Vista Out, Windows 7 In
All but conceding that its Windows Vista was a flop, Microsoft accelerated its effort to get its next-generation Windows 7 operating system out the door. Earlier this month, after hedging whether the software would debut late this year or in 2010, the company put a stake in the ground and said Windows 7 would begin shipping with PCs on Oct. 22.
And not a moment too soon. Microsoft has been losing market share as customers shunned Vista and turned to Linux and Apple's Macintosh computers as alternatives. But Windows 7 will be fighting a sales headwind as it's launched in the midst of a deep economic downturn.
Still, resellers will be happy to put Vista behind them and they are looking forward to selling Windows 7 which -- it's hoped -- eliminates Vista's well-publicized performance and compatibility issues and offers such advanced features as built-in virtualization capabilities.
IBM Recommits To The Channel
In March IBM sent its 100,000 channel partners an updated version of the IBM Business Partner Charter -- one of several steps the giant IT company has taken in the last year or so that demonstrated renewed commitment to solution providers.
IBM executives said the charter and its six guiding principles, accompanied by a letter from media-shy CEO Sam Palmisano, was more than just a piece of paper. And IBM channel partners agreed, saying the move was proof IBM was working with them in a tough economic climate.
In addition to the charter, other steps taken by IBM include offering channel partners new business and training opportunities under its Dynamic Infrastructure program. It's all part of the vendor's increased emphasis on relying on solution providers to expand sales in the mid-market.
The Federal Stimulus Windfall?
Never has so much been written about so much money flowing into technology coffers. President Barack Obama's bid to make like Franklin Delano Roosevelt and bring us out of the darkness and into the light has touched off a feeding frenzy in the technology community.
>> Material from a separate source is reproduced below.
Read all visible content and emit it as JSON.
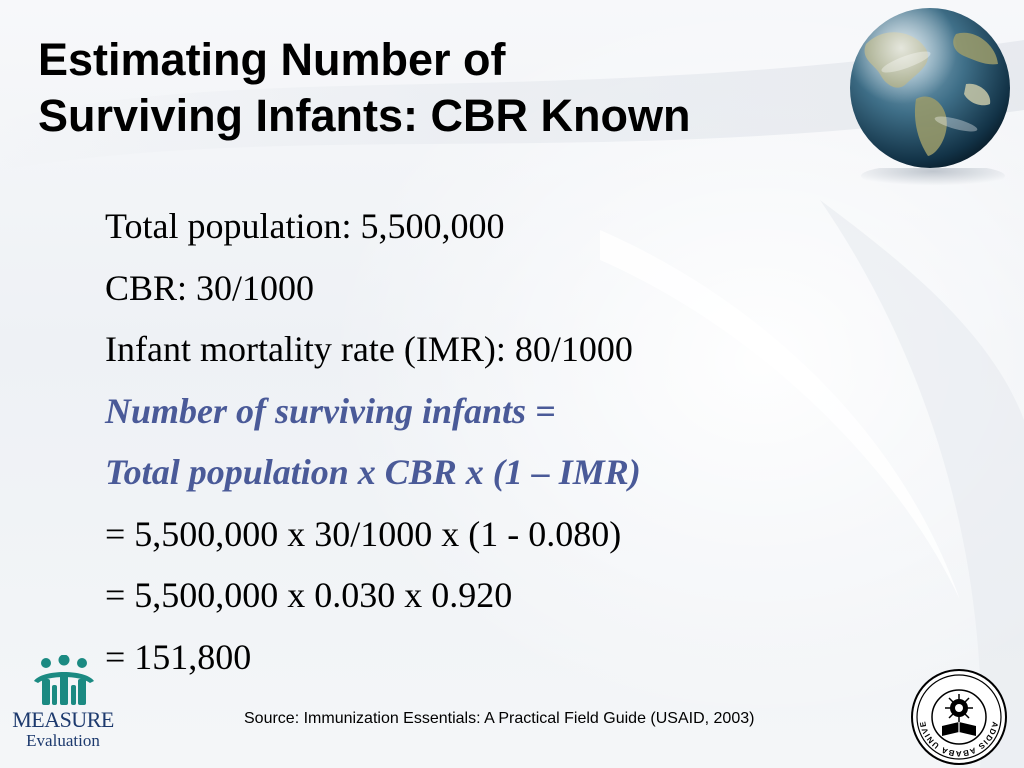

Solution providers have put together a sales and marketing blitz aimed at public sector and healthcare opportunities springing from the American Recovery and Reinvestment Act's passage in 2009. But alas, when all is said and done the $787 billion stimulus package will yield only $28 billion for IT spending over the next two years, according to Forrester Research, a Cambridge, Mass. market research firm.
Cisco Vs. HP: It's On!
Cisco Systems drew a line in the sand at its annual Partner Summit, publicly proclaiming that the competition between it and rival Hewlett-Packard (HP) is heating up. The pair now compete in the networking space, with Cisco's bread-and-butter going against HP's darling ProCurve Networking line; the data center, with Cisco's UCS blade and rack server offerings butting heads with HP's server products; and a host of other segments like immersive high-definition video, Wi-Fi and unified communications.
No one was more vocal about the budding rivalry, which had been dormant for years but crescendoed in the first half of 2009, than Rob Lloyd, Cisco's new executive vice president of worldwide operations (shown here).
"I think we've been taking too many punches with regard to the competitive landscape and not punching back We'll keep it clean, but for you we need to help define the value proposition on why we're a better choice than [HP] ProCurve," Lloyd said, garnering applause from the audience during his Partner Summit keynote. "I'm encouraging all of us to punch back -- with a little bit of class -- and if we get it right, it will make a big difference in the market."